My own spiritual father gave me this simple advice when I discussed this common problem with him, "Just decide to reject them! When you do, they will stop." Prayer involves giving your full attention to God alone.

From my personal experience, the practice of the Jesus Prayer in conjunction with controlling the thoughts is the essence of a fundamental spiritual practice that will lead you continually closer to God. Everything will follow with ease once you have engaged in a regular practice of the Jesus Prayer. Once the mind has been conditioned to remember the prayer in all situation, then God will be in your presence and there is time for you to listen to your conscience and to act with wisdom instead of passion.
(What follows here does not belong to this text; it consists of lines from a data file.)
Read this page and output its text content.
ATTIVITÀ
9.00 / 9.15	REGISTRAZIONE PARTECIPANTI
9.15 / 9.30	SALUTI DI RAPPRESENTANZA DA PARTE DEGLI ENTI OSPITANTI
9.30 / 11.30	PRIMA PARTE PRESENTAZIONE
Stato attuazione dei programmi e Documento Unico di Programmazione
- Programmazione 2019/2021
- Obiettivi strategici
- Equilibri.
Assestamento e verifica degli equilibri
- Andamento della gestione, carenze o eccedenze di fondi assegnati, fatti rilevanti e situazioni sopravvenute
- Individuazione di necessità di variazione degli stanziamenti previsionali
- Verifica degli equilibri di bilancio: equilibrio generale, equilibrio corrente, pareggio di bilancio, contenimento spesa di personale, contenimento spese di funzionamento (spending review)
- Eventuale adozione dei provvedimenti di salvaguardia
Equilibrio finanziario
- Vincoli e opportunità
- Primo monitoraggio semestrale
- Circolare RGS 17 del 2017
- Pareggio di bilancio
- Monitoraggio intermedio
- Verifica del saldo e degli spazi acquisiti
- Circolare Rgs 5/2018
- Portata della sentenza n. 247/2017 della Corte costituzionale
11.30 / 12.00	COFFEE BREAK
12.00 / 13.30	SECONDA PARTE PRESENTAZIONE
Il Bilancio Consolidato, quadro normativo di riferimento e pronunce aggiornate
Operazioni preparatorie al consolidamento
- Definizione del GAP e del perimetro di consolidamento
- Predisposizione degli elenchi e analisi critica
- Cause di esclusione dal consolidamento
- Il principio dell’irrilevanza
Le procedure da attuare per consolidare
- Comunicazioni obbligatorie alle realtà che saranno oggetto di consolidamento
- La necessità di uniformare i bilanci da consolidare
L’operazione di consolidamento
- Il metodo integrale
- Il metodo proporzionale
Saturday, February 19, 2011

Candlemas vs Groundhog Day

This is an article that I wrote for the Anglican Life publication (Newfoundland and Labrador's Anglican paper). It will appear in the March issue

Rev. Greg Mercer recently (February 2011 Issue) presented his impassioned displeasure of a Biblical literalist publication dropped into many mailboxes throughout the Province, that denounced Christmas as Biblically unjustifiable and even pagan in origins: thus true Christians should not celebrate it. I couldn’t help but to connect the whole affair with the recent celebration of Groundhog Day. That might seem to be a strange twist, but hear me out.
Many of our parents would be able to relate to us this old poem, or some closely related version of it:
If Candlemas Day is cold and glum, the rest of Winter is yet to come.
If Candlemas Day is fair and fine, the worst of Winter is left behind.
Not that long ago, Candlemas day was what today’s Groundhog Day is, but that the day, in folklore had become a predictor of the weather is not important. What needs to be noted is that February 2 was known in the mind of the people as Candlemas Day, NOT Groundhog Day. In other words, the day was rooted in Christian memory. Now it has been ‘paganized,’ for no good purposes than a silly news story and mid-winter humor.
Candlemas, in its origins, is rooted in the development of the Church Year. It is exactly forty days after Christmas, and celebrates the Presentation of Christ in the Temple and the Purification of the Virgin Mary. The feast became known as Candlemas after the development of the Blessing of the Candles to be used in the Church for the coming year. This arose from the Gospel reading for the Feast Day where St. Simeon says that Jesus would be, “…a Light to lighten the Gentiles.” Celebrating such an event is of far greater benefit to those of the Christian faith than wondering if a groundhog in the United States will cast a shadow.
I agree with the Biblical Literalists that Christmas is not established by the Scriptures, but because they do not have a developed understanding of the living witness of the Body of Christ, His Church, they cannot understand the validity and importance of the Nativity Feast in the Life of the Church and Christian formation. Any brief research of the origins of Christmas will reveal that it was a very deliberate placement by the Church of the celebration of the Nativity of Christ at the same time of the Roman Pagan festival of the Sun. Thus Christmas is not a feast of Pagan origins: it is a supreme example of how a Christian Feast can and did replace a pagan feast. The Church Year with its rhythms of Feasts and Fasts developed very quickly throughout Christianity, and for the express purpose of keeping Christ and the Biblical witness in the minds and hearts of those who would come to Christ in and through His Church. Let us understand that when we forget God and His Christ we become pagans, or worst, but when we remember Him we are transformed. Knowing this the Church very deliberately overshadowed a pagan festival with a Christian Festival, and good on the Church!
That being said, the Biblical Literalists are making a good point in noting that Christmas is very quickly becoming pagan, not unlike Candlemas Day is now Groundhog Day. And this is because we are forgetting Christ as revealed in the Church and the Bible. As Anglican’s I believe we must return to the roots of our Biblical and Liturgical witness, to deliberately engage in the Feasts and Fasts of the Church because they help us to remember Christ, and thus be transformed into His likeness, and light.